Hitler, un "planqué" pendant la Première Guerre mondiale

Le Britannique Thomas Weber revisite la Première Guerre mondiale du futur maître du Reich. Verdict: la biographie officielle était mensongère, le héros des tranchées était un "planqué" servile.

La Première Guerre mondiale a-t-elle "fait" Hitler ? La thèse a été martelée par la propagande nazie. Le Führer était d'ailleurs intarissable sur sa jeunesse au front. Et ses intimes s'étaient passé le mot : ne jamais le lancer sur ses souvenirs de 14-18, surtout en fin de soirée ! Si par malheur le sujet s'invitait dans la discussion, les convives étaient assurés de ne pas regagner leur lit avant 3 heures du matin, assommés par la répétition des mêmes anecdotes sur la camaraderie des tranchées... 

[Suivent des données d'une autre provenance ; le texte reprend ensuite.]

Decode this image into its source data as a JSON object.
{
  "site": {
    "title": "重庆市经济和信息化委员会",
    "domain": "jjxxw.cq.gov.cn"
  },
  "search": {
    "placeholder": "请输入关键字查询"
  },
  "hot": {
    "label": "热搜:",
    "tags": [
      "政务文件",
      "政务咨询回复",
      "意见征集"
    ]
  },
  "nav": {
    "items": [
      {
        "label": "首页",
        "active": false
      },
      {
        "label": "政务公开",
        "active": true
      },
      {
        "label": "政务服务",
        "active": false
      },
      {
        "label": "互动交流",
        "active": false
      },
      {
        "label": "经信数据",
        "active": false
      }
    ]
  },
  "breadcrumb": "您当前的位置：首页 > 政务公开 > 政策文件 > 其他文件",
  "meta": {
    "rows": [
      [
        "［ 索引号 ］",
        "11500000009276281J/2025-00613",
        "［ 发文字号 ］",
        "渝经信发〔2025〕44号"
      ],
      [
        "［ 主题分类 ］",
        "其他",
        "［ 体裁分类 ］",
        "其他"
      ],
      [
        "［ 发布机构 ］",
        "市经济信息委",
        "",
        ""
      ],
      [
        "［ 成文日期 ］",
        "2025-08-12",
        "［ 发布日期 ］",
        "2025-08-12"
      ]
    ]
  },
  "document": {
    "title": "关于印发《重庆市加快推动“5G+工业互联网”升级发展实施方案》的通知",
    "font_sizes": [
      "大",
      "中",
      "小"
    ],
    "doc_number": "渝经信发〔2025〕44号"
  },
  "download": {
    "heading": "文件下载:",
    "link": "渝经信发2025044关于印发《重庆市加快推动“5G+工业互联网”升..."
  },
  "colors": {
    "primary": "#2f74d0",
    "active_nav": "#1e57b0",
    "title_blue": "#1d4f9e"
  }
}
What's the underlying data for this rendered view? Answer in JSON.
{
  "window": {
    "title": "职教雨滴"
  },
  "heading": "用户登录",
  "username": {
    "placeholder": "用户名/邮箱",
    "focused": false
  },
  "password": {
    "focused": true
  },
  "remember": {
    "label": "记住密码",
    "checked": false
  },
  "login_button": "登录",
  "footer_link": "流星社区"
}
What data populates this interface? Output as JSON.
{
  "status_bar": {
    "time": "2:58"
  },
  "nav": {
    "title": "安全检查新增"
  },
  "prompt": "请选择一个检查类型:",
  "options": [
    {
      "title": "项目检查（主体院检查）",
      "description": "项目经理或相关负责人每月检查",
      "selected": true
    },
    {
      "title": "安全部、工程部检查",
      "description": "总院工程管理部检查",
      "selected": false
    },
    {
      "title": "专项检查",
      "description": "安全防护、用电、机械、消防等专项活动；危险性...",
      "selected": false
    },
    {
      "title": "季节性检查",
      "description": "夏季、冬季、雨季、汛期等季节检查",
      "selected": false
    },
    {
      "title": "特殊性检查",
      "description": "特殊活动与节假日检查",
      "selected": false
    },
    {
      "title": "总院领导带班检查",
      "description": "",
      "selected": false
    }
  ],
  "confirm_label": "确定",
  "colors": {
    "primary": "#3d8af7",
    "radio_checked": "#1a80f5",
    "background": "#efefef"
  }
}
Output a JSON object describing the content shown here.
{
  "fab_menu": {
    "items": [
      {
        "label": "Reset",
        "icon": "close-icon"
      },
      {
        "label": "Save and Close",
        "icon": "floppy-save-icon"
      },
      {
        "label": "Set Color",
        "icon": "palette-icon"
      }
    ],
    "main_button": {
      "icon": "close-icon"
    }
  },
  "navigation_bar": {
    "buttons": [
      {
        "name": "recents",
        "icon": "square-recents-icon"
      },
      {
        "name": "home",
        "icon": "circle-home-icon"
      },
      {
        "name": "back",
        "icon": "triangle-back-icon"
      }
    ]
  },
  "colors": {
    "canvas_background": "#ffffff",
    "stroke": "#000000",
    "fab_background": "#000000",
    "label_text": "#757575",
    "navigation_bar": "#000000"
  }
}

La Première Guerre, expérience fondatrice transformant l'artiste raté en apprenti dictateur ? Jusqu'à aujourd'hui, cette version était aussi partagée par la plupart des historiens. La voilà remise en question par l'imposante étude de Thomas Weber. L'historien britannique a découvert un trésor, qui dormait depuis quatre-vingt-dix ans sous la poussière des archives militaires de Munich : les dossiers du régiment List, cette fameuse unité bavaroise à laquelle appartenait Hitler. Son "université politique", dira l'auteur de Mein Kampf, une école de bravoure et de discipline devenue le symbole, dans la mythologie nazie, de l'héroïsme allemand au cours de la Première Guerre. Or Weber montre le peu d'estime accordée par les chefs militaires à cette unité peu entraînée, composée pour l'essentiel de paysans arrachés à leurs villages. Insubordination, découragement, apathie, désertions : sous les orages d'acier des Flandres et du nord de la France, le régiment List n'avait rien de ce corps d'élite magnifié par Hitler. 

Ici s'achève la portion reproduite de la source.